Figure 4.8 Digital clock for BDF design
Pin assignment, compilation, and program verification are consistent with Experiment 3. For reference, see Experiment 3, which is skipped here.
Old Manual ( 2019 version )
4.1 Experiment Objective
Review the new project building, PLL setting, Verilog HDL’s tree hierarchy design, use of SignalTap
Use graphics method top-down design
Combine the BCD_counter design to realize the display of the digital clock
Observe the experiment result
Build new project named block_counter
Fig 4. 1 New file selection
In Fig 4. 1, choose Block Diagram/Schematic File this time instead of Verilog HDL file.
In Fig 4. 2, the middle blank part is for designing block diagram or schematics.
Save the file as block_counter.bdf.
Double click the bank space to add the symbol.
Fig 4. 2 Block diagram/ schematic design interface
In Library, find c:/, and the primitives, or just simply type the symbol name in the search box.
Fig 4. 3 Input symbols
Add input and output and modify their names. See Fig 4. 3
Add a customized symbol
Add a new Block Diagram/Schematic File. Save the file as PLL_sys.bdf
Create a new PLL I referring to Experiment 1.
Select the new generated file to include PLL1.bsf file.
Double click blank space in PLL_sys.bdf, and choose under Project, add PLL1. See Fig 4. 4
Continue to add other symbols, such as input, output, dff, GND etc. Remember to modify their names. You could choose the Orthogonal node tool icon to wire them. See Fig 4. 5
Fig 4. 4 Invoke the customized symbol
Fig 4. 5 Symbol wiring
- Create the symbol for the new file
- File > Create/ Update > Create Symbol Files for Current File. See Fig 4. 6
- Save as PLL_sys.bsf
Fig 4. 6 Create symbol files for current file
Create a new Verilog HDL file for the frequency division (see reference project files)
Create a new frequency divider Verilog HDL file named div_us
Set PLL output clock as its own input clock. Divide the clock of 100 MHz into a clock of 1 MHz.
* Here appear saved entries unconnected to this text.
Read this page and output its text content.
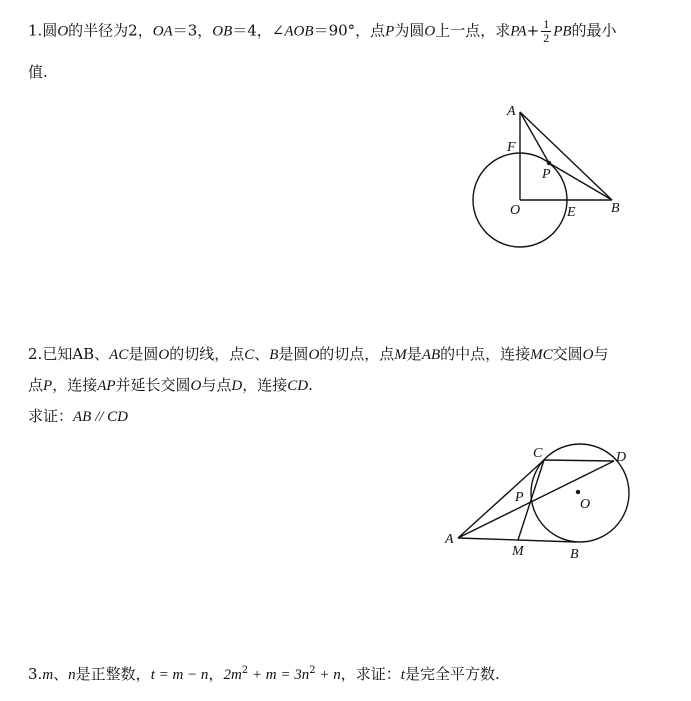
1.圆O的半径为2，OA＝3，OB＝4，∠AOB＝90°，点P为圆O上一点，求$PA+ \frac{1}{2}$ PB的最小
值.
A
F
P
O	E	B
2.已知AB、AC是圆O的切线，点C、B是圆O的切点，点M是AB的中点，连接MC交圆O与
点P，连接AP并延长交圆O与点D，连接CD.
求证：AB // CD
C	D
P	O
A
M	B
3.m、n是正整数，t = m − n，$2m^2 + m = 3n^2 + n$，求证：t是完全平方数.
Repeat step 7, create div_us.bsf
Create a new Verilog HDL file with a frequency of 1000: div_1000f.v.
Create a div_1000f.bsf symbol
Create a graph of us, ms, and second output pulse files for testing. See Fig 4. 7
Create a new Block Diagram/Schematic File, and add this generated symbol to block_div.bdf.
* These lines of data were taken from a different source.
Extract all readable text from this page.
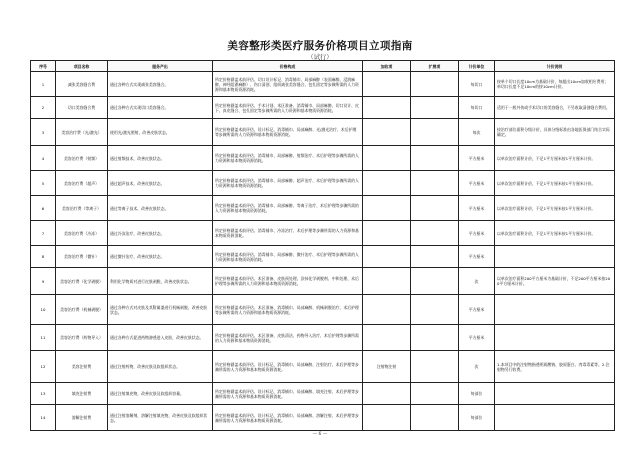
美容整形类医疗服务价格项目立项指南
（试行）
序号	项目名称	服务产出	价格构成	加收项	扩展项	计价单位	计价说明
1	减张美容缝合费	通过各种方式实现减张美容缝合。	所定价格涵盖术前评估、切口设计标记、消毒铺巾、局部麻醉（表面麻醉、浸润麻醉、神经阻滞麻醉）、伤口清创、组织减张美容缝合、包扎固定等步骤所需的人力资源和基本物质资源消耗。			每切口	按单个切口长度10cm为基础计价，每超出10cm加收相应费用；单切口长度不足10cm的按10cm计价。
2	切口美容缝合费	通过各种方式实现切口美容缝合。	所定价格涵盖术前评估、手术计划、术区准备、消毒铺巾、局部麻醉、切口设计、皮下、真皮缝合、包扎固定等步骤所需的人力资源和基本物质资源消耗。			每切口	适用于一般外伤或手术切口的美容缝合，不另收取清创缝合费用。
3	美容治疗费（光/激光）	使用光/激光照射，改善皮肤状态。	所定价格涵盖术前评估、设计标记、消毒铺巾、局部麻醉、光/激光治疗、术后护理等步骤所需的人力资源和基本物质资源消耗。			每次	按治疗部位面积分级计价，具体分级标准由各地医保部门结合实际确定。
4	美容治疗费（射频）	通过射频技术，改善皮肤状态。	所定价格涵盖术前评估、消毒铺巾、局部麻醉、射频治疗、术后护理等步骤所需的人力资源和基本物质资源消耗。			平方厘米	以单次治疗面积计价，不足1平方厘米按1平方厘米计价。
5	美容治疗费（超声）	通过超声技术，改善皮肤状态。	所定价格涵盖术前评估、消毒铺巾、局部麻醉、超声治疗、术后护理等步骤所需的人力资源和基本物质资源消耗。			平方厘米	以单次治疗面积计价，不足1平方厘米按1平方厘米计价。
6	美容治疗费（等离子）	通过等离子技术，改善皮肤状态。	所定价格涵盖术前评估、消毒铺巾、局部麻醉、等离子治疗、术后护理等步骤所需的人力资源和基本物质资源消耗。			平方厘米	以单次治疗面积计价，不足1平方厘米按1平方厘米计价。
7	美容治疗费（冷冻）	通过冷冻治疗，改善皮肤状态。	所定价格涵盖术前评估、消毒铺巾、冷冻治疗、术后护理等步骤所需的人力资源和基本物质资源消耗。			平方厘米	以单次治疗面积计价，不足1平方厘米按1平方厘米计价。
8	美容治疗费（微针）	通过微针治疗，改善皮肤状态。	所定价格涵盖术前评估、消毒铺巾、局部麻醉、微针治疗、术后护理等步骤所需的人力资源和基本物质资源消耗。			平方厘米	
9	美容治疗费（化学剥脱）	利用化学物质对进行皮肤剥脱，改善皮肤状态。	所定价格涵盖术前评估、术区准备、皮肤预处理、涂抹化学剥脱剂、中和处理、术后护理等步骤所需的人力资源和基本物质资源消耗。			次	以单次治疗面积200平方厘米为基础计价，不足200平方厘米按200平方厘米计价。
10	美容治疗费（机械剥脱）	通过各种方式对皮肤及其附属器进行机械剥脱，改善皮肤状态。	所定价格涵盖术前评估、术区准备、消毒铺巾、局部麻醉、机械剥脱治疗、术后护理等步骤所需的人力资源和基本物质资源消耗。			平方厘米	
11	美容治疗费（药物导入）	通过各种方式促进药物渗透进入皮肤，改善皮肤状态。	所定价格涵盖术前评估、术区准备、皮肤清洁、药物导入治疗、术后护理等步骤所需的人力资源和基本物质资源消耗。			平方厘米	
12	美容注射费	通过注射药物，改善皮肤及软组织状态。	所定价格涵盖术前评估、设计标记、消毒铺巾、局部麻醉、注射治疗、术后护理等步骤所需的人力资源和基本物质资源消耗。	注射物注射		次	1.本项目中的注射物指透明质酸钠、胶原蛋白、肉毒毒素等。2.注射物另行收费。
13	填充注射费	通过注射填充物，改善皮肤及软组织容量。	所定价格涵盖术前评估、设计标记、消毒铺巾、局部麻醉、填充注射、术后护理等步骤所需的人力资源和基本物质资源消耗。			每部位	
14	溶解注射费	通过注射溶解剂，溶解注射填充物，改善皮肤及软组织状态。	所定价格涵盖术前评估、设计标记、消毒铺巾、局部麻醉、溶解注射、术后护理等步骤所需的人力资源和基本物质资源消耗。			每部位	
— 6 —
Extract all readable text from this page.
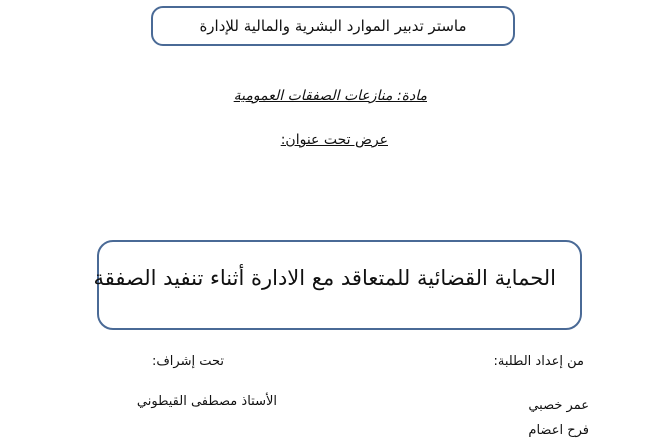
ماستر تدبير الموارد البشرية والمالية للإدارة
مادة: منازعات الصفقات العمومية
عرض تحت عنوان:
الحماية القضائية للمتعاقد مع الادارة أثناء تنفيد الصفقة
من إعداد الطلبة:
تحت إشراف:
عمر خصبي
فرح اعضام
الأستاذ مصطفى القيطوني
Repeat step 7 and create symbol file for block_div.bdf as well.
Fig 4. 7 us, ms, second pulse
Create a new Verilog HDL file named bcd_counter.v. Design time, minute counter and create bsf symbol. Refer Experiment 3 and implement some of the division using block_div.
Combine each *.bsf and complete the design of the digital clock (block_counter.bdf). For the output, use Orthogonal Bus Tool to wire. See Fig 4. 8
Fig 4. 8 BDF designed digital clock
- Assign pins, and program it. For the board downloading, you can refer to Experiment 3.